Compressed with XML! Because XML makes everything better... right?
Right?
Re:Story is meaningless without LOC measurement (Score:4, Funny)
Re:Where do they store 4.5TB off site (Score:5, Funny)
I'd suggest also using stone slabs. Water can do serious damage to paper, and don't get me started on fire hazards. Good old Stone Slabs resist both of those really well. I'm not sure what the write speed is, however, so you'll probably need to hire many stonecutters to work in parallel.

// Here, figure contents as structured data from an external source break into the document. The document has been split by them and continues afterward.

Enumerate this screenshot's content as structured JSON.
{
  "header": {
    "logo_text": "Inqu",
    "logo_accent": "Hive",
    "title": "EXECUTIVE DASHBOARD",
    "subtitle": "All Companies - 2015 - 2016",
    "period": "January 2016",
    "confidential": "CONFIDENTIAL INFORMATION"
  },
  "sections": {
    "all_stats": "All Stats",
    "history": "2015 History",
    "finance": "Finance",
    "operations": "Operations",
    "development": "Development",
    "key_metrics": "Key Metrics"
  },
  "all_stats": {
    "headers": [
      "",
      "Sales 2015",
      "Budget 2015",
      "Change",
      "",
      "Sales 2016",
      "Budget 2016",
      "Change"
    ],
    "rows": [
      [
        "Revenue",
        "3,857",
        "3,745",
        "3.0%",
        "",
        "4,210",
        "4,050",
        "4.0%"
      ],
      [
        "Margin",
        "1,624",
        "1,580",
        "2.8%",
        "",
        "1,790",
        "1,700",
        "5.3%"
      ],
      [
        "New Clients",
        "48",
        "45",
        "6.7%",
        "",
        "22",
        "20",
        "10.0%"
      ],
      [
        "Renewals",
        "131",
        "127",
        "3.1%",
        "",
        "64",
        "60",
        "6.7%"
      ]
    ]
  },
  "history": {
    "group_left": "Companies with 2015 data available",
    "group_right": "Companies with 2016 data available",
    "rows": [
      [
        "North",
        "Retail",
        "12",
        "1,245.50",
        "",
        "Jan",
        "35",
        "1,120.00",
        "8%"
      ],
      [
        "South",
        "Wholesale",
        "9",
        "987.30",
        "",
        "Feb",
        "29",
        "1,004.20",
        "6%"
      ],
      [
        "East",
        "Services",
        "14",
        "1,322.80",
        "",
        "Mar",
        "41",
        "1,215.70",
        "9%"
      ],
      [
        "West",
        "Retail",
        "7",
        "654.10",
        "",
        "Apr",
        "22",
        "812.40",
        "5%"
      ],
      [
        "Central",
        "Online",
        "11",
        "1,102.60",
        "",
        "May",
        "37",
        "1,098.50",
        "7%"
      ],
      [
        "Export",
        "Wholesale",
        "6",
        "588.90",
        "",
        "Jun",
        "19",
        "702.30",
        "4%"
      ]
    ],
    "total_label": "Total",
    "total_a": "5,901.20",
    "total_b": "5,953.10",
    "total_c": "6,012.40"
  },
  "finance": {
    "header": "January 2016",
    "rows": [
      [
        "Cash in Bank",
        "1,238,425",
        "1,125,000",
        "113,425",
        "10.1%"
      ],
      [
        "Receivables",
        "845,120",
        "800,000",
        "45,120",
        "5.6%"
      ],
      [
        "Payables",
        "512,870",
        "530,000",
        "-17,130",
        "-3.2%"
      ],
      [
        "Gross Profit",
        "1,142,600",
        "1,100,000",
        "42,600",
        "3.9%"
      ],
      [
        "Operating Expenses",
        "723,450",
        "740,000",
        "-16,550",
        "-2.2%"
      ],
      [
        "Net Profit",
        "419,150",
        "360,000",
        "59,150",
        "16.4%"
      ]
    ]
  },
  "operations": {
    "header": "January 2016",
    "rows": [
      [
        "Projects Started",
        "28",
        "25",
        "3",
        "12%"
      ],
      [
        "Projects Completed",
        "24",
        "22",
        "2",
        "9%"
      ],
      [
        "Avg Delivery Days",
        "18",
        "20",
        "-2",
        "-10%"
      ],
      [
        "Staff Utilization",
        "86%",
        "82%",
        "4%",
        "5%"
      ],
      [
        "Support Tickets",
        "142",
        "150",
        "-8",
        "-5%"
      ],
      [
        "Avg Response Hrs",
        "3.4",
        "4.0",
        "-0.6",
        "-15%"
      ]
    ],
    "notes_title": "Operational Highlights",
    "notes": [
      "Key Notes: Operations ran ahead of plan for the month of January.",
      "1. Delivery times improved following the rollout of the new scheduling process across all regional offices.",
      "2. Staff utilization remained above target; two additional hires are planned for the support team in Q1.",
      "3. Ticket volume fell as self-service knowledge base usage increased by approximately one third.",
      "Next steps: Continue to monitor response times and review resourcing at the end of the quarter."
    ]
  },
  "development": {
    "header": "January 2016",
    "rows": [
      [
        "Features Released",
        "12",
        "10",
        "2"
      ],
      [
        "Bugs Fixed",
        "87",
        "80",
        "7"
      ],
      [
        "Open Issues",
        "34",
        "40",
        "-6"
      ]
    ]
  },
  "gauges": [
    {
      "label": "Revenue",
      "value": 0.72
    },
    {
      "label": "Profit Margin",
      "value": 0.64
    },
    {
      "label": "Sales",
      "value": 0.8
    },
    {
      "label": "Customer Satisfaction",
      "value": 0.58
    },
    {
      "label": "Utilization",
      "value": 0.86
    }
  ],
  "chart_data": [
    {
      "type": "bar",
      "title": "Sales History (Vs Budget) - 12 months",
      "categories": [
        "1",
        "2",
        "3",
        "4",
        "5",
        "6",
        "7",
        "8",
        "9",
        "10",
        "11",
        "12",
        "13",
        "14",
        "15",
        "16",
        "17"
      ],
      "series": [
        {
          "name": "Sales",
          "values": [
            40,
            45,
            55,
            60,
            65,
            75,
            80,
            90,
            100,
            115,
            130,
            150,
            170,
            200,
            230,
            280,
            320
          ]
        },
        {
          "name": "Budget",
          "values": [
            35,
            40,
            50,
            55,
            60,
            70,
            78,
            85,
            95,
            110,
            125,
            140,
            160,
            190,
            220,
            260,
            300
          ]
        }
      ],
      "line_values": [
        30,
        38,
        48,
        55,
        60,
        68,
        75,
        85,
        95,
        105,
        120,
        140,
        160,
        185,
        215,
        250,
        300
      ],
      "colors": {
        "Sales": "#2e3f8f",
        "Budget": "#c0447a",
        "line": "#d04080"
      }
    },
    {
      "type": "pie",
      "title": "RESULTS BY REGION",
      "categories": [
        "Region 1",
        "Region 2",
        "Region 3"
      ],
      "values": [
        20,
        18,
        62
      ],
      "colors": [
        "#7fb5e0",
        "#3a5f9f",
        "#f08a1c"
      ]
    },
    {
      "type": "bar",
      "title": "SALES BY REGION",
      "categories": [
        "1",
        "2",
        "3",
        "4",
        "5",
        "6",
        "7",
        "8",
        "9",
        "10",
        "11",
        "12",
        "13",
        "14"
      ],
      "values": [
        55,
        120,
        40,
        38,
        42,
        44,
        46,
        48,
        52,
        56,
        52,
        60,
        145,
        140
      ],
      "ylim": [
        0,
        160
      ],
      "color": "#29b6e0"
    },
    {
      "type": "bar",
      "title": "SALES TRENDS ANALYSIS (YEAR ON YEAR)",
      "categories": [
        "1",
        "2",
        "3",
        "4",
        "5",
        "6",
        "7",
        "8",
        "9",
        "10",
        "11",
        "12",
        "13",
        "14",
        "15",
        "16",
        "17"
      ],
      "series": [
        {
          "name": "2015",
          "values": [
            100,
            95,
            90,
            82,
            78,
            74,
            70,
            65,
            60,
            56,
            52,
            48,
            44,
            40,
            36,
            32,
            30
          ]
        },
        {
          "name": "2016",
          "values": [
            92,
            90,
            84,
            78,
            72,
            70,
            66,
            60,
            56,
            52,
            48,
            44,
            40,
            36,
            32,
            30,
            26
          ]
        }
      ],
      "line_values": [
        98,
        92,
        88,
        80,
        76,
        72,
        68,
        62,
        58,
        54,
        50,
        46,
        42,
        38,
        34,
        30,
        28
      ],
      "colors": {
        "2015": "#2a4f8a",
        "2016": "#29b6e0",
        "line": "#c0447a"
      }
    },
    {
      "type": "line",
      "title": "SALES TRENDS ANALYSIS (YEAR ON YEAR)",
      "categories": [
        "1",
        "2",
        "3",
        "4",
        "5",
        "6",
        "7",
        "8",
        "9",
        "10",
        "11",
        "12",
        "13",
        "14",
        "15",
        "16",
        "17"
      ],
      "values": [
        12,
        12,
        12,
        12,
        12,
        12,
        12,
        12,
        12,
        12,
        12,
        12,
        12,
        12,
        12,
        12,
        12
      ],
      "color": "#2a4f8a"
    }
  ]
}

A math problem. My favorite. I don't know much about stone cutters but lets assume they can write one bit every 2 seconds. Thats 1 byte in 16 seconds. The internet archive is (4.5 x 1,125,899,906,842,624) 5,066,549,580,791,808 (5 quadrillion) bytes. That works out to 81,064,793,292,668,928 (81 quadrillion) seconds or about 2,570,547,732 (2.5 billion) years. That is far to long for their stringent 2 month backup cycle. They would need 15,423,286,395 (15.4 billion) stone cutters to keep schedule assuming they had unlimited stone. Last time I checked there were only between 6 and 7 billion people with only a small fraction of them being stone cutters. That leaves but one solution. Force the web developers to become stone cutters. This would not only increase the work force but also reduce the amount needed to backup because fewer people will be making more web pages to backup.
Re:Story is meaningless without LOC measurement (Score:1, Funny)
Re:Where do they store 4.5TB off site (Score:3, Funny)
"XML is like violence. If it doesn't solve your problem, you're not using enough of it."